We are also open to apply the "nativetask" ideas to other projects, but it is not directly related with this jira.
12. How to support encrypted shuffle in nativetask?
First, there are a flag to enable/disable the native output collector feature, with full control from end user.
Second, if there are cases nativetask don't support, nativetask will simply fallback to default mapreduce implementation.
For encrypted shuffle, we will fallback to default MR implementation. However, we are totally open to support further cases like this as long as there are still performance benefits, otherwise we will just fallback.
13. Why the code is at github https://github.com/intel-hadoop/nativetask/tree/native_output_collector?
This is just a place for early code review and get some early feedbacks. We will submit it as a standard patch after we clean up hive/pig platforms.
14. Why not put it as incubator project instead of putting this in MR code base?
a) It is good for mapreduce, it help mapreduce to run better.
b) More mapreduce user can use this. It is generally more easy for a user to update hadoop and use this feature if provided in hadoop package.

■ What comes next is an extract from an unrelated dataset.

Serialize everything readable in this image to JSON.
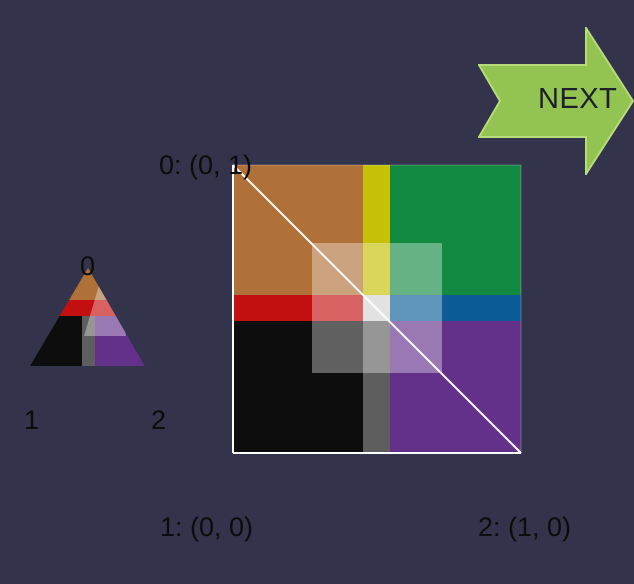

c) The performance benefit for mapreduce is big. We believe low level CPU optimization is still important, knowing the facts that there are other optimization on computation flow like TEZ, Spark, Impala and etc..
d) This map output collector is transparent, it is not unreasoned to provide this as a alternative collector in hadoop package. there are similar practice before, like the fair scheduler is bundled in similar way.

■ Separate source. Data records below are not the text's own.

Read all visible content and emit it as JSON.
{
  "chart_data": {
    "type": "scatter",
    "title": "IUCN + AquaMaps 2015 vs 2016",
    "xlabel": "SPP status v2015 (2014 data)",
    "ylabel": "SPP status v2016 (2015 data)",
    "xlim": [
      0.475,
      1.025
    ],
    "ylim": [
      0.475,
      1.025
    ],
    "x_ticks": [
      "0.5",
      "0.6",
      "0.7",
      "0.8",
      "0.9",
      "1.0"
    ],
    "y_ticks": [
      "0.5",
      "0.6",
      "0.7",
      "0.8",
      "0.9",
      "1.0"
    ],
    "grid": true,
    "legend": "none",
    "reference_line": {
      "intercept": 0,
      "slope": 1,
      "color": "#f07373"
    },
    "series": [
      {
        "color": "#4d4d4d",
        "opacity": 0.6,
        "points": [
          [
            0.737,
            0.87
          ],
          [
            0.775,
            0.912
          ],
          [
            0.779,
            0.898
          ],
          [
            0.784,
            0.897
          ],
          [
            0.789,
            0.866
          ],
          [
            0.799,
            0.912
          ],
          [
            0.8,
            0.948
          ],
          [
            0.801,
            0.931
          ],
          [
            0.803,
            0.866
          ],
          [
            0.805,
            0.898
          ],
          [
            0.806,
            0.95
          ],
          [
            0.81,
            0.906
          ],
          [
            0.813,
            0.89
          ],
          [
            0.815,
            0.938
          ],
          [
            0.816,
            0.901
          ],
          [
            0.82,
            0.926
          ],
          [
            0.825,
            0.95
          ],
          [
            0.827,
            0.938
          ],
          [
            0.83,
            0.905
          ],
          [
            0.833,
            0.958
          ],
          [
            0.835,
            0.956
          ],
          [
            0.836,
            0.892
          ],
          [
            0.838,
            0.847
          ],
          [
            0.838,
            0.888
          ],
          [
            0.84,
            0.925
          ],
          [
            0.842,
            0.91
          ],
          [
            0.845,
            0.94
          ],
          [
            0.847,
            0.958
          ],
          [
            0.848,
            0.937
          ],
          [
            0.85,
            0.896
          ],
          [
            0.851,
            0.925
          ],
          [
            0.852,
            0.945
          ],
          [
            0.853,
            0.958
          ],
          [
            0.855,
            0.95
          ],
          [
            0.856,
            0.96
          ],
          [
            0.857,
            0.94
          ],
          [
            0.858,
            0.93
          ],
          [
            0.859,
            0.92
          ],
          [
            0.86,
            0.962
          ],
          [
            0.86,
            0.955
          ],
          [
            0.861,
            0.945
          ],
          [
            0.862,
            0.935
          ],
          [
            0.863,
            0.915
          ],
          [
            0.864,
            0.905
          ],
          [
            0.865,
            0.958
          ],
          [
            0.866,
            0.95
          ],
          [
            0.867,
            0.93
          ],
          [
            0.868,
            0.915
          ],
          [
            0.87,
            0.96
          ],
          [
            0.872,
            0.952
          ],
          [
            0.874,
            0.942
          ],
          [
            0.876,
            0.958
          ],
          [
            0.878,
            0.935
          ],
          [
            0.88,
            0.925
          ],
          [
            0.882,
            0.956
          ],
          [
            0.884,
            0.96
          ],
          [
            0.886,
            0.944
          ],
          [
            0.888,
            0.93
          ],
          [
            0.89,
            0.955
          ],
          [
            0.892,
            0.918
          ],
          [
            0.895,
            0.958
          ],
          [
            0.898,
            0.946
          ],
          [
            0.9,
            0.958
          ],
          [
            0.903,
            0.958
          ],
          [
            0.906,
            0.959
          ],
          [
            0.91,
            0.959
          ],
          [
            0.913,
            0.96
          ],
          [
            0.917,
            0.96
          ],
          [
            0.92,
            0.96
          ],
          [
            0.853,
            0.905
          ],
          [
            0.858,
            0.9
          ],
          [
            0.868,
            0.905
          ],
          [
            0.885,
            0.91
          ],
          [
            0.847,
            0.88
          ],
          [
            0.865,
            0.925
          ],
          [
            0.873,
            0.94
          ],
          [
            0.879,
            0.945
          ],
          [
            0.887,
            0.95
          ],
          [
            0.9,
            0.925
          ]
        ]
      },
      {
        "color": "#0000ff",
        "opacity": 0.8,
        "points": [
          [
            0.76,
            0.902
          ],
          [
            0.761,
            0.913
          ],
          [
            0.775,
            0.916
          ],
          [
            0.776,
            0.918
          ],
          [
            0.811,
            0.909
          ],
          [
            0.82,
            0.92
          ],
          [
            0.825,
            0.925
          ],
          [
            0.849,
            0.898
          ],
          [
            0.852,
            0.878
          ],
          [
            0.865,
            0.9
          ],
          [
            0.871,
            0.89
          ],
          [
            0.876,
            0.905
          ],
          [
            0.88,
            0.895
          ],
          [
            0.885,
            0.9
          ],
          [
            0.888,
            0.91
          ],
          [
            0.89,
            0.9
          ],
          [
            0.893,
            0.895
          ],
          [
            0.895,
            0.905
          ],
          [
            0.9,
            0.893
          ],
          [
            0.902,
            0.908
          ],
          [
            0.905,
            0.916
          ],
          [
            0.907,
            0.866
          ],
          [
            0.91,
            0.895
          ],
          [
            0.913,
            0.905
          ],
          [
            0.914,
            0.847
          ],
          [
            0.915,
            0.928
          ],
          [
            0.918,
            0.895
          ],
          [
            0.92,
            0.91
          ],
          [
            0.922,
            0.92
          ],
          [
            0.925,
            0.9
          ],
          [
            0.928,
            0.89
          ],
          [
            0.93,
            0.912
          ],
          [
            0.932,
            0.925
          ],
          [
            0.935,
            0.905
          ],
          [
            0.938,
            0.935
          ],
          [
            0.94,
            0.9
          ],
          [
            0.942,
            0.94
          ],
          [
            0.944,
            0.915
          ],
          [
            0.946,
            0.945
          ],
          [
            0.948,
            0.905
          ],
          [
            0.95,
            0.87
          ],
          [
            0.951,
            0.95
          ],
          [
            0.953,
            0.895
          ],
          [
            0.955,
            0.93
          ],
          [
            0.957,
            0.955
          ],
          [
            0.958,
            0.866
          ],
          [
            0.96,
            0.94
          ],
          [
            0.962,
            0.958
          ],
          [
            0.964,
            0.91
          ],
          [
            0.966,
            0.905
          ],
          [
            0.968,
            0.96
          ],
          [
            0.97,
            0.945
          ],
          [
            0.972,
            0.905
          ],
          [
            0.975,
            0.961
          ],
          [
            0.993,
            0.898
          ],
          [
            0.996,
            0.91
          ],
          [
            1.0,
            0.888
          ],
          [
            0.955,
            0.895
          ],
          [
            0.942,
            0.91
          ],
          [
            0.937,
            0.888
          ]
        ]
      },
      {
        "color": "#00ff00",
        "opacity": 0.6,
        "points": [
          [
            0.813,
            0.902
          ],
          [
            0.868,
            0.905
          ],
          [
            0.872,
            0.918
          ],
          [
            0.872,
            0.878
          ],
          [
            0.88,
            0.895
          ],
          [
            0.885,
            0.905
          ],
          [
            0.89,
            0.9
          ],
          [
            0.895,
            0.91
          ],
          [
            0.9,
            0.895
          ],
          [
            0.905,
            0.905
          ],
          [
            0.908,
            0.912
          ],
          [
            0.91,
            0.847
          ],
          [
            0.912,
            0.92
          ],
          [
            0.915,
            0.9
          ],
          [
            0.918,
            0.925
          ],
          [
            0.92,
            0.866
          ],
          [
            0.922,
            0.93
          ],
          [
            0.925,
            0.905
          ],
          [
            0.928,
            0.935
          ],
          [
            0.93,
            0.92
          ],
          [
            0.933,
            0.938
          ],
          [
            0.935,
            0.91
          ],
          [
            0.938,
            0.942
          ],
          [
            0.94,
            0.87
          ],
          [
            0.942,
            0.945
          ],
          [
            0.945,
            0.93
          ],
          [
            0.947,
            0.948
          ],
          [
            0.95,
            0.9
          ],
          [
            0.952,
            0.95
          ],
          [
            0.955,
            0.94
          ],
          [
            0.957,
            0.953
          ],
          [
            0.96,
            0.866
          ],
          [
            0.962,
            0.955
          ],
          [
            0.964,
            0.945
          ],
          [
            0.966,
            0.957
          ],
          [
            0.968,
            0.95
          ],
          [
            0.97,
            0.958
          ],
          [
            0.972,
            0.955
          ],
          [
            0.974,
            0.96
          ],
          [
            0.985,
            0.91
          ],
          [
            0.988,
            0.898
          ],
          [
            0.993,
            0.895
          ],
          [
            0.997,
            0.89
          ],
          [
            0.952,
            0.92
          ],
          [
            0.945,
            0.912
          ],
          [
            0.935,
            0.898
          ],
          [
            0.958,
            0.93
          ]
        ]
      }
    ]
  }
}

e) Risk is low. Nativetask will fallback to default MR implementation if some case is not supported or goes wrong.
f) Change is small. There are only 10 lines of code change required for hadoop, we expect no regression possibility. Patch for hadoop is provided at:
https://github.com/intel-hadoop/nativetask/blob/native_output_collector/patch/hadoop-2.patch Other nativetask code are self-contained, and won't pollute mapreduce.
In runtime, we only requires deploying the nativetask jars to hadoop directory when installing.
These thinkings make us tend to feel that it is better to do this in hadoop instead of a new project.
The above questions was interpreted from the comments in a very subjective manner, I suspect there will be points missing or wrongly interpreted that need further elaboration or correction. What are them?
I am sure there are still concerns for this patch, but before we say no to reject, maybe we should pause and think:
Are there still big user base using Mapreduce? Is this patch valuable for those users? Is the risk involved by this patch controlled? Can these concerns be solved by improving the patch?
In the hadoop eco-system, there are many high level innovation like TEZ, Impala, Spark and etc.., but there are far less innovation or optimization in micro-architecture. This patch is a try.